This landmark piece of Chinese cinema, spanning a decade-long love affair between two men set against the backdrop of political and social turmoil in mainland China, is auteur filmmaker Stanley Kwan’s queer classic. Lan Yu tells the tragic love story between successful businessman Chen Handong and shy architecture student Lan Yu, whose initial sexual encounter develops into a much deeper and ultimately life-altering bond.

 

Opening in late 80s Beijing, where the 1989 Tiananmen Square protests and massacre plays a prominent role in the evolvement of their relationship, the romance plays out over many years of hardship and conflict. Circumstances, often pertaining to rigorous social structures, mean the two men are periodically separated and never have control over their future.

 

While a mutual yearning always brings them back together, the pressure on Chen to conform to societal norms makes him agree to a hastily arranged heterosexual marriage that is ultimately short-lived. The film’s scathing commentary on China’s draconian attitudes toward homosexuality and individuality is most poignant when Chen must come to terms with his repressed feelings towards Lan Yu, who expresses his love early on, and confront the mistakes he made and the time lost. Although the film gives us the impression of a hopeful ending, as Lan Yu helps Chen avoid a long prison sentence and their relationship becomes accepted and open, ultimately nothing can prevent their tragic fate.

 

As one of the few openly gay Asian filmmakers, Kwan was particularly drawn to the source material, the homoerotic web-fiction named ‘Beijing Love’, and his film was independently made without government approval.
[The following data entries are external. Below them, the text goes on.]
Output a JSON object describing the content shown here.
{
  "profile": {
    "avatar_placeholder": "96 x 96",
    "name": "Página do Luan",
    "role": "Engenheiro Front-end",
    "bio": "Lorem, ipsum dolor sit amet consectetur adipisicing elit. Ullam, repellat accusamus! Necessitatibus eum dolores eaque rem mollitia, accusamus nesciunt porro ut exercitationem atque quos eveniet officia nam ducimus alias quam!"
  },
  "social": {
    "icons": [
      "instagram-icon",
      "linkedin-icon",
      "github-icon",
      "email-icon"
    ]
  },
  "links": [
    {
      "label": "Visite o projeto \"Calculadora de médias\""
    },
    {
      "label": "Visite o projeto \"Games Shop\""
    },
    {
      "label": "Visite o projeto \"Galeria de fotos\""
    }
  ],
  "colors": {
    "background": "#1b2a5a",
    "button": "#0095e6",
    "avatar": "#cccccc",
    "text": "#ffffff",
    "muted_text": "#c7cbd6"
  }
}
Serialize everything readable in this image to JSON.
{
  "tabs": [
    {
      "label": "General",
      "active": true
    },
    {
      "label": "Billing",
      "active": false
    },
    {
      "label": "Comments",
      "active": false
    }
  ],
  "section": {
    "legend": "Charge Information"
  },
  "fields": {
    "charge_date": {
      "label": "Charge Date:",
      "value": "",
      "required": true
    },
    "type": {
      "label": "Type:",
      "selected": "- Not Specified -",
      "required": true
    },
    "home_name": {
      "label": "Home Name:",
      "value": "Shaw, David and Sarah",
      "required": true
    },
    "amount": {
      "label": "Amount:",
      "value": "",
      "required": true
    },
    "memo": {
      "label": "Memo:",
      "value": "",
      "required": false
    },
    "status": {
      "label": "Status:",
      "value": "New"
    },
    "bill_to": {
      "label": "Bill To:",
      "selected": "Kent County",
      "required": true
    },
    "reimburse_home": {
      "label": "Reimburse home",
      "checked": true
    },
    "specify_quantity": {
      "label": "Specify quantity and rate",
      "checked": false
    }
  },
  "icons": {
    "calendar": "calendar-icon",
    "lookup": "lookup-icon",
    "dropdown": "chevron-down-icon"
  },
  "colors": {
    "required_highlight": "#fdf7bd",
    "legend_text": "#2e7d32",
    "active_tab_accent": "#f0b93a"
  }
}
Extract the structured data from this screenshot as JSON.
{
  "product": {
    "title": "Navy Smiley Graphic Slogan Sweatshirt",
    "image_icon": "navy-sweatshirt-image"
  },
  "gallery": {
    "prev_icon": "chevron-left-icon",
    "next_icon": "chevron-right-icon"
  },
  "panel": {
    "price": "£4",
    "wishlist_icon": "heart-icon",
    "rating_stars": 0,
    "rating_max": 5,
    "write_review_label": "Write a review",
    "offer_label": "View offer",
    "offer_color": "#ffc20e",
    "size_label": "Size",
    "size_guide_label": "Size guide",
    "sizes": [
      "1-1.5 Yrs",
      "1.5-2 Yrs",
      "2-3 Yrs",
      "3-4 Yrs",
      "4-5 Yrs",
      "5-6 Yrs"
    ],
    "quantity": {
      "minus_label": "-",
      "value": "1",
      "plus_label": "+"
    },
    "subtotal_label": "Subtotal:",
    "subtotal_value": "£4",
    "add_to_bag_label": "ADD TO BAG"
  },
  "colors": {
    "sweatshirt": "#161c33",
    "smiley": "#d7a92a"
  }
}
Predictably, it never saw a theatrical release in Mainland China – explicit themes of homosexuality would never pass their strict censorship laws – an issue still as relevant as ever as Hong Kong’s cinema’s back catalogue is to be retrospectively censored. A prominent figure in the Hong Kong Second Wave movement of the 1980s and 1990s, Kwan’s work has not been as accessible to Western audiences in comparison to contemporaries Wong Kar Wai and Fruit Chan. With the recent 4k restoration of Lan Yu, in celebration of the film’s 20th anniversary last year, the Hong Kong-born filmmaker’s career is coming into a much-deserved stage of reappraisal.